Monday, November 29, 2010

A Food Poisoned Society is a Polite Society

The jackbooted thugs enforcing nanny state totalitarianism are trying to pass food safety laws, opposed by Republicans. They evidently think freedom means nothing unless food producers can feed listeria and salmonella to the citizenry:

According to the Centers for Disease Control and Prevention, some 5,000 Americans annually die from a food-borne illness. Last year, at the height of a nationwide salmonella outbreak that sickened thousands, spread via tainted peanut butter, the Westco Fruit and Nuts company refused for weeks to recall potentially contaminated products, despite requests from the F.D.A.

And as for spending that extra $300 million every year, a recent study by Georgetown University found that the annual cost of food-borne illness in the United States is about $152 billion...

By one estimate, the kinds of farms that the bill would exempt represent less than 1 percent of the food marketplace. Does the food industry really want to sabotage an effort to ensure the safety of 99 percent of that marketplace because it is so deeply concerned about under-regulation of 1 percent? The largest outbreaks are routinely caused by the largest processors, not by small producers selling their goods at farmers’ markets.

http://www.nytimes.com/2010/11/29/opinion/29schlosser.html?hp

The bill's been amended to answer small producers' worries, out of which arise some of the opposition.
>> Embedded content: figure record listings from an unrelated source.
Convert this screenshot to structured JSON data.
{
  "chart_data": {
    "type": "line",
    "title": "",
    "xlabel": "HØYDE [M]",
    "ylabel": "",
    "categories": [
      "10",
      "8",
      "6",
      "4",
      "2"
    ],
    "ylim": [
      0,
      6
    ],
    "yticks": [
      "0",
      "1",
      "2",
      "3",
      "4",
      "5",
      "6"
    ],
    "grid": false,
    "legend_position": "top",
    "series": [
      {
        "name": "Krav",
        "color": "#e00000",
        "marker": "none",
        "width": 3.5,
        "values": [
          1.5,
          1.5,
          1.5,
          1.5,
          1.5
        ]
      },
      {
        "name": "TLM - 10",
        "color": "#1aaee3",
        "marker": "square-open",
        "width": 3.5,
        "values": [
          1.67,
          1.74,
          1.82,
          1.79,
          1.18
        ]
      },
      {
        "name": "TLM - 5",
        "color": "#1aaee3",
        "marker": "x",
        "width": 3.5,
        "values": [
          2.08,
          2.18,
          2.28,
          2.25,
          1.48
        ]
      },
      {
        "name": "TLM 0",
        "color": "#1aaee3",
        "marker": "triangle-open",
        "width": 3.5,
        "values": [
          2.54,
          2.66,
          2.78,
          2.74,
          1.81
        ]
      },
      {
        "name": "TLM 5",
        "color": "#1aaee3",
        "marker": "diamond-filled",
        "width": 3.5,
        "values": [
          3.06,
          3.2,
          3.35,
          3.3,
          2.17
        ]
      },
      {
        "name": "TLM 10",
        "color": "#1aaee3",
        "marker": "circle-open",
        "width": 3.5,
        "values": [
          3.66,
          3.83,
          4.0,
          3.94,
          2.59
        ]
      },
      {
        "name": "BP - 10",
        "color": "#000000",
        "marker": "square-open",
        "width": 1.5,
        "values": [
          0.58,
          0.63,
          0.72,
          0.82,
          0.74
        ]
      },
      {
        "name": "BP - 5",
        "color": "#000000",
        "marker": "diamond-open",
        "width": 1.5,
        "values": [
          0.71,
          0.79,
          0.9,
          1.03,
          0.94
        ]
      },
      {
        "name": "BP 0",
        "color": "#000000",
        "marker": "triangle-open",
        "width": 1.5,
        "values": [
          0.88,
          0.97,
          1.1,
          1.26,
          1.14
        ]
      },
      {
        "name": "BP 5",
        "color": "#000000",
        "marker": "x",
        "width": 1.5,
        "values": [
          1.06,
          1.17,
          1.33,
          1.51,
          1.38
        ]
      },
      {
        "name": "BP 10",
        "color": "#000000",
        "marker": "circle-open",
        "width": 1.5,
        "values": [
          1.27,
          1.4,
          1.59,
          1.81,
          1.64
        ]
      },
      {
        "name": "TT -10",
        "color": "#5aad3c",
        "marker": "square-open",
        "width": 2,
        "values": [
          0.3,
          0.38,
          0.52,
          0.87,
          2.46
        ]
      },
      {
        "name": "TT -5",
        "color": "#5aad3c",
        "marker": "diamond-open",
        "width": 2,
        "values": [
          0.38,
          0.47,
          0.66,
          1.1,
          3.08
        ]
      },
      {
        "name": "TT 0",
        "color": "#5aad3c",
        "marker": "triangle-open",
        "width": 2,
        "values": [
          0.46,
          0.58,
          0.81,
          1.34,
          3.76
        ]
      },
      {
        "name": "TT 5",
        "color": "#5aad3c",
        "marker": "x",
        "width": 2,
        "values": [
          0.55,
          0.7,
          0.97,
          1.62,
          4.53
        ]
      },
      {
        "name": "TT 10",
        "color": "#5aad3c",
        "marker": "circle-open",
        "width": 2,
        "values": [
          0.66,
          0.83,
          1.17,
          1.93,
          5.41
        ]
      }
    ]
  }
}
The authors of the article, Michael Pollan and Eric Schlosser, have as much credibility on the subject as anyone in the country.

Barfing, shitting your brains out, and occasionally dying. An American's right, arising out of the Founders' original intent...

6 comments:

Anonymous said...

Agreed, the authors have great cred.

Inasmuch as the inner hippie in me wants to say, let's all grow our own organic food, thereby saving the US government--and accordingly, US taxpayers--some coin, I cannot in good conscience take such a position. First, my inclination is not pragmatic for most. More importantly, I believe that government has certain moral obligations to its citizens.
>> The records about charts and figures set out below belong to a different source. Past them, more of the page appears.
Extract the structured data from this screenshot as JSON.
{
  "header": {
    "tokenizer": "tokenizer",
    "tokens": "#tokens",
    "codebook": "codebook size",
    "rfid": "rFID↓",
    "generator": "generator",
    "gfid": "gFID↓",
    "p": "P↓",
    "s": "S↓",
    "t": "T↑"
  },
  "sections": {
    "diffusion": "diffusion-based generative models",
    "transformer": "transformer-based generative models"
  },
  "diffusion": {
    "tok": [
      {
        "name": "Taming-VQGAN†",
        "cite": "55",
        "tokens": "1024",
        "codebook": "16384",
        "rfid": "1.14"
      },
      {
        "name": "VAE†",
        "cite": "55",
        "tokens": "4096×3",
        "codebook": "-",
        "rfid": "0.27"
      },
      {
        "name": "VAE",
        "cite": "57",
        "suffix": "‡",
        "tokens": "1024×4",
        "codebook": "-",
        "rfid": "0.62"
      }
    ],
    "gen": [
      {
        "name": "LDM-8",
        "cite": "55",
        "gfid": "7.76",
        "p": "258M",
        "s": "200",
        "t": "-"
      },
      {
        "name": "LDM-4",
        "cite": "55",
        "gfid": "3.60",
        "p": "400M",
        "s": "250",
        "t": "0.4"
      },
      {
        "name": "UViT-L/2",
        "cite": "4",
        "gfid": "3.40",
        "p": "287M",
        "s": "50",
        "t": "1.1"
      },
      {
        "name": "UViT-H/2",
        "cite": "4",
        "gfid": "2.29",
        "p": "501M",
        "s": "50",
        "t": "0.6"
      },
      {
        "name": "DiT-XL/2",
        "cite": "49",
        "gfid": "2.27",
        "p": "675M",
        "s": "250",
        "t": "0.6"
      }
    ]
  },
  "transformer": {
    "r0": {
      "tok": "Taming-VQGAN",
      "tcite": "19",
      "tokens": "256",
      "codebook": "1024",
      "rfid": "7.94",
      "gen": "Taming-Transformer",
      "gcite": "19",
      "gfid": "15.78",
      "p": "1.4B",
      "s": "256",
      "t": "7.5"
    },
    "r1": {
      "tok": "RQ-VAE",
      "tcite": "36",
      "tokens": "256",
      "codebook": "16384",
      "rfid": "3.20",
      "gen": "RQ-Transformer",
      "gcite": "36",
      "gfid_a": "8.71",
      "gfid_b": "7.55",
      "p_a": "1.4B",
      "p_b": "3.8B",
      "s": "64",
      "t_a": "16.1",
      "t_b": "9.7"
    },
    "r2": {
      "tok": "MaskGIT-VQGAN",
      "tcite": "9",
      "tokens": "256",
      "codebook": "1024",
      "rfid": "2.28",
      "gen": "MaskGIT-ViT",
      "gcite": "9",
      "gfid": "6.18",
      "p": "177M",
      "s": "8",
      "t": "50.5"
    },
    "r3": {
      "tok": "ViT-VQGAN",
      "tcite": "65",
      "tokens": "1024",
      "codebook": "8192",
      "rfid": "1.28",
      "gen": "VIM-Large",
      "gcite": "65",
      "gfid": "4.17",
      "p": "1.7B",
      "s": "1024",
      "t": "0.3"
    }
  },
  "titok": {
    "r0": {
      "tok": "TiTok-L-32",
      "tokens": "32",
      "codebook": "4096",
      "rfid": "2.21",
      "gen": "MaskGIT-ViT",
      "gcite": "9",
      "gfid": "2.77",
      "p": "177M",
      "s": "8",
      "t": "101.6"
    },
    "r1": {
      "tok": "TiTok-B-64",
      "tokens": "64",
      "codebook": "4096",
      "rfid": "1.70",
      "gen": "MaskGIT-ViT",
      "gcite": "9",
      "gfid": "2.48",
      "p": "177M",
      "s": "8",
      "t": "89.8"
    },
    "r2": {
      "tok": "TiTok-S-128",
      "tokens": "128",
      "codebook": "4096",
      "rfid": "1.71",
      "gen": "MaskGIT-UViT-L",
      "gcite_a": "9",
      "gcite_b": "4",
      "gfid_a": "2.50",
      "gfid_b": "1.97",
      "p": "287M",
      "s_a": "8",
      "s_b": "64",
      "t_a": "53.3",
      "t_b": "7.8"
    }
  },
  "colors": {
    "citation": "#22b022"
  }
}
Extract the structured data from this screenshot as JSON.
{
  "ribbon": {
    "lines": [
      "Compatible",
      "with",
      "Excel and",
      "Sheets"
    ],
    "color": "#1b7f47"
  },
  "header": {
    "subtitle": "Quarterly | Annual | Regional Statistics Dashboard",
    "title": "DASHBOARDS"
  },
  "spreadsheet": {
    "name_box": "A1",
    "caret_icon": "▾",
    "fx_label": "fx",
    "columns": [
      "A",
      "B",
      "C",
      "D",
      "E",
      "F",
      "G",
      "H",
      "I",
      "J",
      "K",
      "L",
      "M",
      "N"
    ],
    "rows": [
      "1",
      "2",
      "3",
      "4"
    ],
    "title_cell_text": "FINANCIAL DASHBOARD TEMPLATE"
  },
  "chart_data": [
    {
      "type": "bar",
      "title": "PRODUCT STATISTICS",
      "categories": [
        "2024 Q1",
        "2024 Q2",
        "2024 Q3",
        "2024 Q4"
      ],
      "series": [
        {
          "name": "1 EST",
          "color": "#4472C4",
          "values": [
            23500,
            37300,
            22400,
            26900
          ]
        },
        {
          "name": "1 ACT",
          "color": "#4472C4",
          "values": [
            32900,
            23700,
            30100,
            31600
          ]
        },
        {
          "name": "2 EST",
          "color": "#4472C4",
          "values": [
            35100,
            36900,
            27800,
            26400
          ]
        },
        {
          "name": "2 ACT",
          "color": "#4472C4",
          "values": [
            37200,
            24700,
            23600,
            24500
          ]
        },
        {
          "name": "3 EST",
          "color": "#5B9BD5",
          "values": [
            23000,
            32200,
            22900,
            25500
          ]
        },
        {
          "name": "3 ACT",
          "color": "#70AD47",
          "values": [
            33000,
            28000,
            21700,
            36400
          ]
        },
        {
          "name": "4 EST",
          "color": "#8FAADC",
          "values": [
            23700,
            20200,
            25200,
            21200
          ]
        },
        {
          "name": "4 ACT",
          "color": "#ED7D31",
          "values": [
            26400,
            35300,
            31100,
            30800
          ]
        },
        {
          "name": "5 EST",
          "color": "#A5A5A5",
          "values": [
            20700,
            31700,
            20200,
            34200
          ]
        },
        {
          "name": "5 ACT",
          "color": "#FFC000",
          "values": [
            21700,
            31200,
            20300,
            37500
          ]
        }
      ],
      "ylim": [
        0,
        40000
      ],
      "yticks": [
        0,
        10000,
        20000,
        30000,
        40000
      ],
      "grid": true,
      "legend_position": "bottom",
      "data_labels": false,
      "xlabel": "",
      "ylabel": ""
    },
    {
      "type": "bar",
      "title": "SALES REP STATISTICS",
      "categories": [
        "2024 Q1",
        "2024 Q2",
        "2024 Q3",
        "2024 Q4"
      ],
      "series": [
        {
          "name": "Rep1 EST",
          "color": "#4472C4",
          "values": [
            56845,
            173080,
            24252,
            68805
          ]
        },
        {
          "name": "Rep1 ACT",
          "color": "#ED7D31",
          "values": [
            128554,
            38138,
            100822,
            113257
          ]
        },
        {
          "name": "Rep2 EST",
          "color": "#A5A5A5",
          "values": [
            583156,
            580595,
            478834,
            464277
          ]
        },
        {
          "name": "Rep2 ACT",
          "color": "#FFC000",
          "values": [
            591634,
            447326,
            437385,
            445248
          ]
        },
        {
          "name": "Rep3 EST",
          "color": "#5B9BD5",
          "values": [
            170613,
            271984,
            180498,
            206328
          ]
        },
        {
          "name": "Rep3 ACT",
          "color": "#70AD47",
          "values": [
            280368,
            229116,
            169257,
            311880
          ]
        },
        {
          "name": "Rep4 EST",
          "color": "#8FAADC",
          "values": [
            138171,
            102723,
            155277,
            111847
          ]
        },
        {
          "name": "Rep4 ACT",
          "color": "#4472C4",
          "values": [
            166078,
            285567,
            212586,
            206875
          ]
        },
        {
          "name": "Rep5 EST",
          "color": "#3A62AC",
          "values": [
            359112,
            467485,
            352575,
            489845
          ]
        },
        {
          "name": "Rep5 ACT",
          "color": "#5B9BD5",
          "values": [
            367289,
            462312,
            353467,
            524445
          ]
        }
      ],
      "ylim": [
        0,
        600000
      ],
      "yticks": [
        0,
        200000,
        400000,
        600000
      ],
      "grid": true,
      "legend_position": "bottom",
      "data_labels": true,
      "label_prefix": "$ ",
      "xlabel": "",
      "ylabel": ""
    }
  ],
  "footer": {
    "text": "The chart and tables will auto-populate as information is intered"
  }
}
I am especially concerned about the safety of the food supply because one of my children has developed an autoimmune disease. Therefore, the issue hits home at present.
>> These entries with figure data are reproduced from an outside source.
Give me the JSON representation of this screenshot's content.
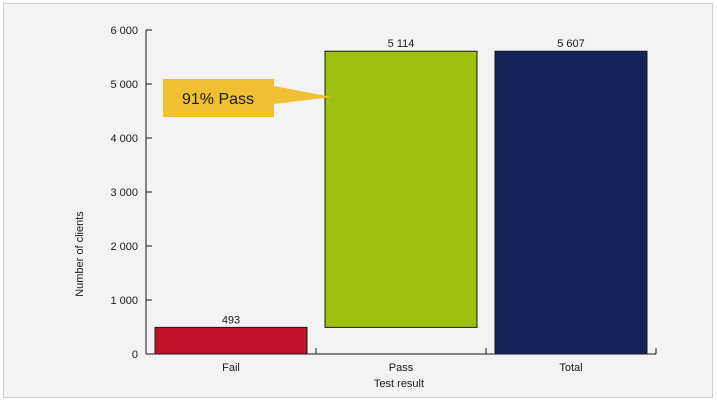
{
  "chart_data": {
    "type": "bar",
    "categories": [
      "Fail",
      "Pass",
      "Total"
    ],
    "series": [
      {
        "values": [
          493,
          5114,
          5607
        ],
        "labels": [
          "493",
          "5 114",
          "5 607"
        ],
        "colors": [
          "#c0102a",
          "#9ebf0e",
          "#14235a"
        ],
        "bases": [
          0,
          493,
          0
        ]
      }
    ],
    "xlabel": "Test result",
    "ylabel": "Number of clients",
    "ylim": [
      0,
      6000
    ],
    "yticks": [
      0,
      1000,
      2000,
      3000,
      4000,
      5000,
      6000
    ],
    "ytick_labels": [
      "0",
      "1 000",
      "2 000",
      "3 000",
      "4 000",
      "5 000",
      "6 000"
    ],
    "grid": false,
    "annotation": {
      "text": "91% Pass",
      "color": "#f0c032",
      "points_to": "Pass"
    }
  }
}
Less selfishly, though, I am concerned for the upward trend toward development of autoimmune conditions within the general population. Are endocrine disrupting food additives/agricultural products complicit? Perhaps. By-products of environmental waste? Possibly. I only know that there exist all sorts of gene mutations--including many we have yet to discover--whose untoward physiologic effects are switched on by elements within the food chain (such as hormones inherent in, and added to, meat and dairy products) that are where they are BY INTENTION.

The potential for unforeseen elements to cause disease is huge. In the cases of immuno-compromised persons, this potential is one of actually causing death, rather than just illness.

My thoughts are that government has a moral obligation to try to prevent harm to consumers to the extent possible under the letter of law and Constitution. (However, as I am no expert on Constitutional law I would like to hear opinions or facts.)

Caroline A. Phillips
Basking Ridge, NJ

ProfWombat said...

No Constitutional duty, alas, though it seems to me so basic to the social contract that I can't imagine why it's controversial. And yes, food safety is highly non-trivial to many--HIV/Aids patients, cancer survivors and chemo patients, many others--and hormones and other endocrine disruptors are an emerging issue. Antibiotic use and resistance, too.

Ruth said...

As I have a close relationship with an Ag Dept employee, I am aware that when the last administration came into office, it immediately turned food inspections into a voluntary process, eliminating a lot of control over ag. production.

ProfWombat said...

Voluntary works not at all when the negative externalities aren't your problem, and regulatory capture substitutes collusion for accountability.